Without my permission, a little laugh escaped me. The idea of a man like Dante Salvatore, so assured of his own magnificence and the sanctity of his criminal brotherhood, would no sooner turn on his own mother than on another capo.
I didn’t have to voice that for Dennis to read my refusal.
“You’re obligated to take it to your client,” he reminded me somewhat insultingly. “It could mean the difference in dying behind bars and getting out before he’s an old man.”
“This isn’t the first time you’ve offered,” I said. Even though I wasn’t certain, I had no doubt he’d relayed the same thing to Yara before the indictment. “It probably won’t be the last. You don’t care about one man. You want the entire operation.”

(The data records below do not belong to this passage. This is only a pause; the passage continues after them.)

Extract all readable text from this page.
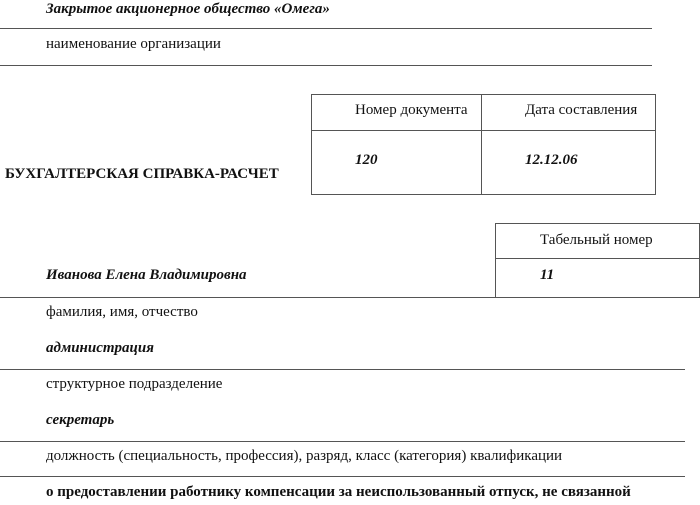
Закрытое акционерное общество «Омега»
наименование организации
БУХГАЛТЕРСКАЯ СПРАВКА-РАСЧЕТ
Номер документа	Дата составления
120	12.12.06
Табельный номер
11
Иванова Елена Владимировна
фамилия, имя, отчество
администрация
структурное подразделение
секретарь
должность (специальность, профессия), разряд, класс (категория) квалификации
о предоставлении работнику компенсации за неиспользованный отпуск, не связанной
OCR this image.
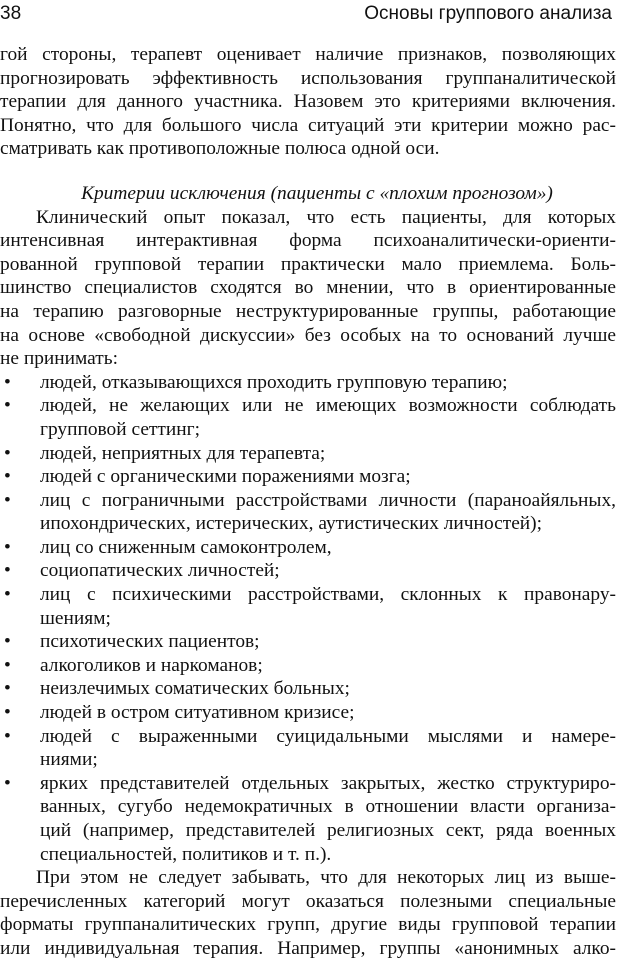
38	Основы группового анализа

гой стороны, терапевт оценивает наличие признаков, позволяющих
прогнозировать эффективность использования группаналитической
терапии для данного участника. Назовем это критериями включения.
Понятно, что для большого числа ситуаций эти критерии можно рас-
сматривать как противоположные полюса одной оси.

Критерии исключения (пациенты с «плохим прогнозом»)

Клинический опыт показал, что есть пациенты, для которых
интенсивная интерактивная форма психоаналитически-ориенти-
рованной групповой терапии практически мало приемлема. Боль-
шинство специалистов сходятся во мнении, что в ориентированные
на терапию разговорные неструктурированные группы, работающие
на основе «свободной дискуссии» без особых на то оснований лучше
не принимать:

• людей, отказывающихся проходить групповую терапию;
• людей, не желающих или не имеющих возможности соблюдать
групповой сеттинг;
• людей, неприятных для терапевта;
• людей с органическими поражениями мозга;
• лиц с пограничными расстройствами личности (параноайяльных,
ипохондрических, истерических, аутистических личностей);
• лиц со сниженным самоконтролем,
• социопатических личностей;
• лиц с психическими расстройствами, склонных к правонару-
шениям;
• психотических пациентов;
• алкоголиков и наркоманов;
• неизлечимых соматических больных;
• людей в остром ситуативном кризисе;
• людей с выраженными суицидальными мыслями и намере-
ниями;
• ярких представителей отдельных закрытых, жестко структуриро-
ванных, сугубо недемократичных в отношении власти организа-
ций (например, представителей религиозных сект, ряда военных
специальностей, политиков и т. п.).

При этом не следует забывать, что для некоторых лиц из выше-
перечисленных категорий могут оказаться полезными специальные
форматы группаналитических групп, другие виды групповой терапии
или индивидуальная терапия. Например, группы «анонимных алко-
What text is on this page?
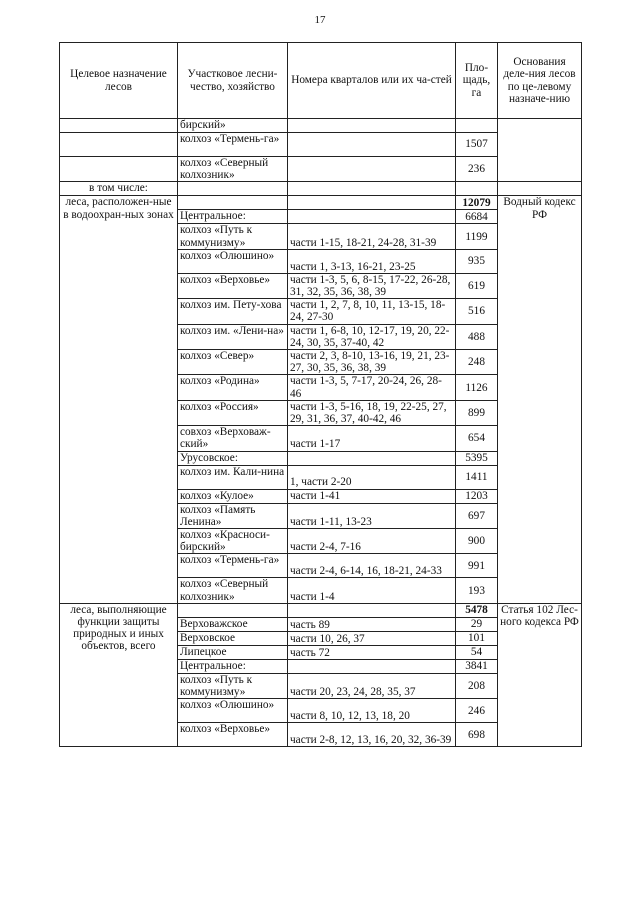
17
Целевое назначение лесов	Участковое лесни-чество, хозяйство	Номера кварталов или их ча-стей	Пло-щадь, га	Основания деле-ния лесов по це-левому назначе-нию
	бирский»			
	колхоз «Термень-га»		1507	
	колхоз «Северный колхозник»		236	
в том числе:				
леса, расположен-ные в водоохран-ных зонах			12079	Водный кодекс РФ
	Центральное:		6684	
	колхоз «Путь к коммунизму»	части 1-15, 18-21, 24-28, 31-39	1199	
	колхоз «Олюшино»	части 1, 3-13, 16-21, 23-25	935	
	колхоз «Верховье»	части 1-3, 5, 6, 8-15, 17-22, 26-28, 31, 32, 35, 36, 38, 39	619	
	колхоз им. Пету-хова	части 1, 2, 7, 8, 10, 11, 13-15, 18-24, 27-30	516	
	колхоз им. «Лени-на»	части 1, 6-8, 10, 12-17, 19, 20, 22-24, 30, 35, 37-40, 42	488	
	колхоз «Север»	части 2, 3, 8-10, 13-16, 19, 21, 23-27, 30, 35, 36, 38, 39	248	
	колхоз «Родина»	части 1-3, 5, 7-17, 20-24, 26, 28-46	1126	
	колхоз «Россия»	части 1-3, 5-16, 18, 19, 22-25, 27, 29, 31, 36, 37, 40-42, 46	899	
	совхоз «Верховаж-ский»	части 1-17	654	
	Урусовское:		5395	
	колхоз им. Кали-нина	1, части 2-20	1411	
	колхоз «Кулое»	части 1-41	1203	
	колхоз «Память Ленина»	части 1-11, 13-23	697	
	колхоз «Красноси-бирский»	части 2-4, 7-16	900	
	колхоз «Термень-га»	части 2-4, 6-14, 16, 18-21, 24-33	991	
	колхоз «Северный колхозник»	части 1-4	193	
леса, выполняющие функции защиты природных и иных объектов, всего			5478	Статья 102 Лес-ного кодекса РФ
	Верховажское	часть 89	29	
	Верховское	части 10, 26, 37	101	
	Липецкое	часть 72	54	
	Центральное:		3841	
	колхоз «Путь к коммунизму»	части 20, 23, 24, 28, 35, 37	208	
	колхоз «Олюшино»	части 8, 10, 12, 13, 18, 20	246	
	колхоз «Верховье»	части 2-8, 12, 13, 16, 20, 32, 36-39	698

He smiled charmingly. “What man wouldn’t?”
“Careers are made on these cases,” I agreed, but there was an edge to my voice.
It could have been competition, my desire to beat anyone in court because I was possessive of that arena. But a tiny voice told me it could have been a misplaced sense of loyalty too. Even though Dante was a criminal, a man who deserved to go to prison, I suddenly found myself incapable of wishing him inside a cage for the rest of his life, even if I wasn’t on this case.
He was too…vital to contain. For the same reason I avoided going to the zoo, I wanted to avoid the sight of Dante trapped in a steel box.
“Or broken,” Dennis added, and I knew he’d read my tone correctly.
One of us would win, and one of us would lose.
Dennis needed the win to fill the sails of his political campaign.
I needed the win so I could get out from under the shadow of my family, their accomplishments and pitfalls, and stand strong in the limelight as my own person.
It would come down to who was the more desperate of the two, I knew, because it always did. I’d grown up in Naples where children fought with their fists in the sandbox because they’d seen their own parents do it in the streets, so I knew all about winning at any cost.